I'm trying to Spawn independent processes using mpi4py. Each of these processes solve the same pde using dolfin. The Spawning code is as follows:
def mpi_map_code(func_code, x, params, procs):
""" This function applies the function in ``func_code`` to the ``x`` inputs on ``procs`` processors.
:param str func_code: String containing the marshalled version of the function
:param list x: list of inputs to be passed (pickable)
:param params: parameters to be passed to the function (pickable)
:param int procs: number of processors to be used
raise ImportError("MPI is not supported by this system. Install mpi4py or run iteratively.")
import TensorToolbox # Do I need this? Yes, to get the folder! See next line.
path = os.path.dirname(inspect.getfile(TensorToolbox)) + "/core/"
procs = min(procs,len(x))
comm = MPI.COMM_SELF.Spawn(sys.executable,
args=[path + 'mpi_eval.py'],
# Broadcast function and parameters
comm.bcast((func_code, params), root=MPI.ROOT)
# Split the input data
ns = [len(x) // procs]*procs
for i in xrange(len(x) % procs): ns[i] += 1
for i in xrange(1,procs): ns[i] += ns[i-1]
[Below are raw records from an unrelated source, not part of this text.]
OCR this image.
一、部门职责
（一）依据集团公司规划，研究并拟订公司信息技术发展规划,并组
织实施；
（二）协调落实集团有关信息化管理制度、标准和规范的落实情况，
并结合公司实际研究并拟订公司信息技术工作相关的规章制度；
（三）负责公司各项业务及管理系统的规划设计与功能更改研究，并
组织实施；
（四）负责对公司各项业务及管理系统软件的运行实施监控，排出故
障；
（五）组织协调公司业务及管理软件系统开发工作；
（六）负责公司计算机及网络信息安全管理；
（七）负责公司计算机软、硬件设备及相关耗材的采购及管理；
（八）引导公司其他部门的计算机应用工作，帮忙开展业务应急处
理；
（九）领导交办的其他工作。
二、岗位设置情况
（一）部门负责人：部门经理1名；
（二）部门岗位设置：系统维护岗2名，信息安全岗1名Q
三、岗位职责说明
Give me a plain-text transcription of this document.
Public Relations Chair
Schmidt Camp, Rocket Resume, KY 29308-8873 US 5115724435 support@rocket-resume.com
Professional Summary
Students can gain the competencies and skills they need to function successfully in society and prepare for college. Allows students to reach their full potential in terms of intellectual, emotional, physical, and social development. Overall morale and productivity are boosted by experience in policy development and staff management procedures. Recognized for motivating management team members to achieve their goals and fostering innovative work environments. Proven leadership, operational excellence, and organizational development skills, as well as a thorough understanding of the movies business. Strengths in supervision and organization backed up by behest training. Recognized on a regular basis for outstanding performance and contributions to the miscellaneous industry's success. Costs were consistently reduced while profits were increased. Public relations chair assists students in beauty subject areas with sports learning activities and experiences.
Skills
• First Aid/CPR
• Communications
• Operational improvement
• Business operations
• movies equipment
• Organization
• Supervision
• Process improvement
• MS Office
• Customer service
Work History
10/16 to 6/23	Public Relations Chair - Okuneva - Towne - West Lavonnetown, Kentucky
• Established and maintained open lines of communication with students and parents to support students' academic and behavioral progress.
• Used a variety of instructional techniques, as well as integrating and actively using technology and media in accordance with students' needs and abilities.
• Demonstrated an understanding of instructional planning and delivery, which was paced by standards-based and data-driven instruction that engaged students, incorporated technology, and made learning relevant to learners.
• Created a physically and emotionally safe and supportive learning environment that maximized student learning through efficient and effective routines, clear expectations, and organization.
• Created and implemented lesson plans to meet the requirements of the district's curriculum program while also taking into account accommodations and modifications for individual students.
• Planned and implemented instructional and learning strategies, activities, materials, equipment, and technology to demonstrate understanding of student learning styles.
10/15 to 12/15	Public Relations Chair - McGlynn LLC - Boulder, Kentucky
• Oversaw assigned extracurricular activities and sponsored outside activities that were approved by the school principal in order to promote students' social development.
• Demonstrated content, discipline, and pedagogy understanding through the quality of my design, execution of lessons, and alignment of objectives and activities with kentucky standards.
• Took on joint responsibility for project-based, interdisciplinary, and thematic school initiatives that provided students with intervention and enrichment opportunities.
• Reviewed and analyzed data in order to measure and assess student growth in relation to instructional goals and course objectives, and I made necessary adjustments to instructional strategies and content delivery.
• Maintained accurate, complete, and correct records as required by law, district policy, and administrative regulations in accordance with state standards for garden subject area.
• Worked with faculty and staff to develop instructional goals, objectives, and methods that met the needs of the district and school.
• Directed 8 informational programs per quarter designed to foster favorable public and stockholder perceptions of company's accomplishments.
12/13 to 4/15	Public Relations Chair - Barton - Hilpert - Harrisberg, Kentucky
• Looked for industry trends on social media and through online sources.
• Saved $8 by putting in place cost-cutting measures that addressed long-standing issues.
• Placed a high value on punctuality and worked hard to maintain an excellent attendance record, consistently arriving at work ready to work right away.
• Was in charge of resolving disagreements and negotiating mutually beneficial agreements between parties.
split_x = [ x[ns[i]:ns[i+1]] for i in xrange(0, procs) ]
# Scatter the data
comm.scatter(split_x, root=MPI.ROOT)
# Gather the results
fval = comm.gather(None,root=MPI.ROOT)
fval = list(itertools.chain(*fval))
return fval
The mpi_eval.py file is just getting the input parameters scattered from the root process and returning outputs that are then gathered by the root process:
if __name__ == "__main__":
comm = MPI.Comm.Get_parent()
# Get the broadcasted function and parameters
(code_string,params) = comm.bcast(None, root=0)
# De-marshal function
code = marshal.loads(code_string)
func = types.FunctionType(code, globals(), "f")
# Get scattered data
part_x = comm.scatter(None, root=0)
# Evaluate
fval = [ func(x,params) for x in part_x ]
# Gather
comm.gather(fval, root=0)
The code works for any marshallable function and pickable parameters. In order to prevent dolfin from using MPI for splitting the mesh, the function f is coded up as follows:
def f(x,params):
import dolfin as do
mpi_comm = do.mpi_comm_self()
mesh = do.UnitSquareMesh(mpi_comm,NE,NE)
The program runs for a while and completes all its computations of the scattered data, but then it returns this error from all the children processes:
*** The MPI_Comm_rank() function was called after MPI_FINALIZE was invoked.
*** This is disallowed by the MPI standard.
*** Your MPI job will now abort.
[nbdabi:19662] Abort after MPI_FINALIZE completed successfully; not able to guarantee that all other processes were killed!
Do you have any idea about why this happens? I guess mixing mpi4py.MPI and dolfin.MPI is the source of the problem, but how would you do it differently?